Showing posts with label first time parent. Show all posts
Showing posts with label first time parent. Show all posts

Saturday, August 17, 2013

50 Things I Want to Teach My Daughter


  1. Dumbing yourself down isn't cute. Embrace knowledge.
  2. Respect your body. You can't ask someone else to if you don't.
  3. Modest is hottest. 
  4. Be brave. Try new things and don't be afraid to fail.
  5. No matter what you do or where you go, your dad and I will always be here.
  6. Despite what the world tells you, a kiss is special. Save it for someone who believes that too.
  7. Don't tell someone that you love them until you're 100% sure you know what that means. Love is forever.
  8. Always admit when you're wrong. We learn from our mistakes.
  9. It's OK to have regrets. We learn from those too. 
  10. Treat others the way you want to be treated.
  11. Be quick to give a smile. It could brighten someone's day.
  12. Always forgive. Nothing is unforgivable.
  13. Read lots and lots of books. Both for learning and for pleasure.
  14. Take school seriously. There will come a day when you'll wish you'd worked harder.
  15. Don't do things just because others are doing them. Be bold enough to go against the flow.
  16. Figure out why you believe what you say you believe in. Be ready to defend it to anyone that asks.
  17. Feelings are OK but they're also not a solid foundation for our choices. Use both your knowledge of right and wrong and your gut to determine your course of action.
  18. Never speak out of anger. Once something is said, it can't be unsaid.
  19. You have no idea what others are going through. Be kind.
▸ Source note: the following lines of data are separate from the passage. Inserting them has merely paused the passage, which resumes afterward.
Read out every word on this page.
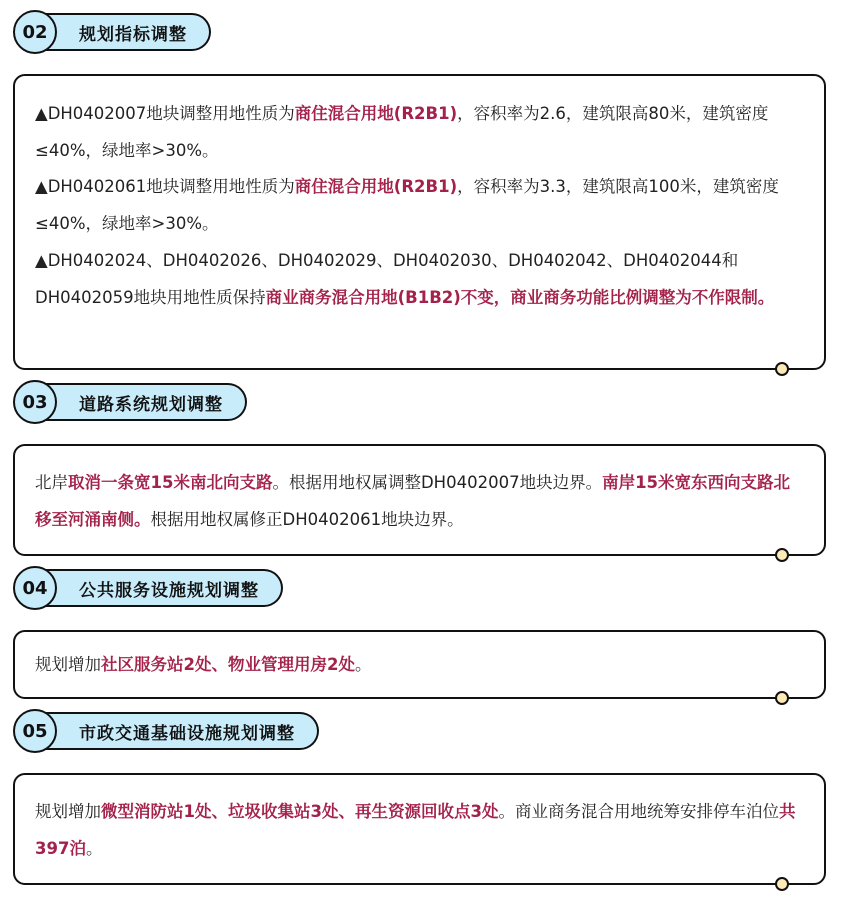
02	规划指标调整

▲DH0402007地块调整用地性质为商住混合用地(R2B1)，容积率为2.6，建筑限高80米，建筑密度≤40%，绿地率>30%。

▲DH0402061地块调整用地性质为商住混合用地(R2B1)，容积率为3.3，建筑限高100米，建筑密度≤40%，绿地率>30%。

▲DH0402024、DH0402026、DH0402029、DH0402030、DH0402042、DH0402044和DH0402059地块用地性质保持商业商务混合用地(B1B2)不变，商业商务功能比例调整为不作限制。

03	道路系统规划调整

北岸取消一条宽15米南北向支路。根据用地权属调整DH0402007地块边界。南岸15米宽东西向支路北移至河涌南侧。根据用地权属修正DH0402061地块边界。

04	公共服务设施规划调整

规划增加社区服务站2处、物业管理用房2处。

05	市政交通基础设施规划调整

规划增加微型消防站1处、垃圾收集站3处、再生资源回收点3处。商业商务混合用地统筹安排停车泊位共397泊。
  20. If your friends make fun of you for standing for what you believe is right, they're not your friends.
  21. Don't ever make a life decision based on a boy. 
  22. Also, don't let your emotions be determined by the relationship you're in. Find your joy in the fact that you're a child of God.
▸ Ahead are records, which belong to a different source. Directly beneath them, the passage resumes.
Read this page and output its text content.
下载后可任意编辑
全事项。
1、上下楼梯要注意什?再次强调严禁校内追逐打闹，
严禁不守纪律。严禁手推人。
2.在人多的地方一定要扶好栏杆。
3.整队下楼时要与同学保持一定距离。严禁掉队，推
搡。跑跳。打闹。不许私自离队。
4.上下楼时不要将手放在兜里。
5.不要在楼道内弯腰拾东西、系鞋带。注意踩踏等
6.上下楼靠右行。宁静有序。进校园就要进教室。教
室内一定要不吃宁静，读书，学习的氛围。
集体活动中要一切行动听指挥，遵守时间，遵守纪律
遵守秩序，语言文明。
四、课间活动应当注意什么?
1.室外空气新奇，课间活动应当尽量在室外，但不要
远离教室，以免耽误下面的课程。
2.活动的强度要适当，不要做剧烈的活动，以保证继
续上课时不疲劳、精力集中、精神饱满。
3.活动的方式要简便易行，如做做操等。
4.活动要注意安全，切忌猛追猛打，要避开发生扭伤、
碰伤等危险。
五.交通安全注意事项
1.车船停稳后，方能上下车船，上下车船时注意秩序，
  23. We can't control what others do or say but we can control our own actions. 
  24. Love everyone without expecting anything in return.
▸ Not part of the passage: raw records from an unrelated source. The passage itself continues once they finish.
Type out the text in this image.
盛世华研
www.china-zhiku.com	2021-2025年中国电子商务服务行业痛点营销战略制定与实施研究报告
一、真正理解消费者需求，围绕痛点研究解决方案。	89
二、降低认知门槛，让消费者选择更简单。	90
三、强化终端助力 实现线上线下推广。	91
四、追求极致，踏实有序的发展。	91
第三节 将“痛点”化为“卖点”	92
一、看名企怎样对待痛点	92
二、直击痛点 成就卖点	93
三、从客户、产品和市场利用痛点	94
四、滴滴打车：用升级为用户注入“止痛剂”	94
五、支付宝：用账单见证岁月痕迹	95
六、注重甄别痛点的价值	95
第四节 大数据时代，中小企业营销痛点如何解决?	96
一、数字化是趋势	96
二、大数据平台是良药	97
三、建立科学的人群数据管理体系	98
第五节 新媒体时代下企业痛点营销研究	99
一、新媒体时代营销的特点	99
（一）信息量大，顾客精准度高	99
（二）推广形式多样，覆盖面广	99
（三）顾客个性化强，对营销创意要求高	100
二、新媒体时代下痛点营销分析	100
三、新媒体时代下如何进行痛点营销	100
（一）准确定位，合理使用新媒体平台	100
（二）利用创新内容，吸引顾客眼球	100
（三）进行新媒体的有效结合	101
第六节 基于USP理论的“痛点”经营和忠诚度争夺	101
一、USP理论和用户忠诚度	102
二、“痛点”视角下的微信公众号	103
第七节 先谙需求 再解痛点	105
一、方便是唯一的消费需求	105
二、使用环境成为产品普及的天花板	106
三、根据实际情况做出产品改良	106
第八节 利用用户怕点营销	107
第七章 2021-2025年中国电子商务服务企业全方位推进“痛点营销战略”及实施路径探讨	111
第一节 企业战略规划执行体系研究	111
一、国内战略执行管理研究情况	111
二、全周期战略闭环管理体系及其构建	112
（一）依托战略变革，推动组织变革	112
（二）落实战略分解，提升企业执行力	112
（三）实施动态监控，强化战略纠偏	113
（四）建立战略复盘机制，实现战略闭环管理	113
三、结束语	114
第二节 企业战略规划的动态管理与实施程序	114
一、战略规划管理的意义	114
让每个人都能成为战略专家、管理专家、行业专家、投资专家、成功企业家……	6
  25. Always say thank you to those that extend help.
  26. Work hard and do everything to the best of your ability. As long as you give it your all, I'll be proud no matter what the outcome.
  27. Material things will come and go but happiness in life is your decision.
  28. No one is beneath you. Be humble.
  29. You're going to make mistakes; that's expected. Forgive yourself and move on.
  30. Find things that you enjoy doing and spend a lot of time doing them.
  31. When you are greeting someone, look them in the eye and give a firm handshake.
  32. Don't use your body and/or your looks to get attention. If someone doesn't like you without those things, they're not worth your time.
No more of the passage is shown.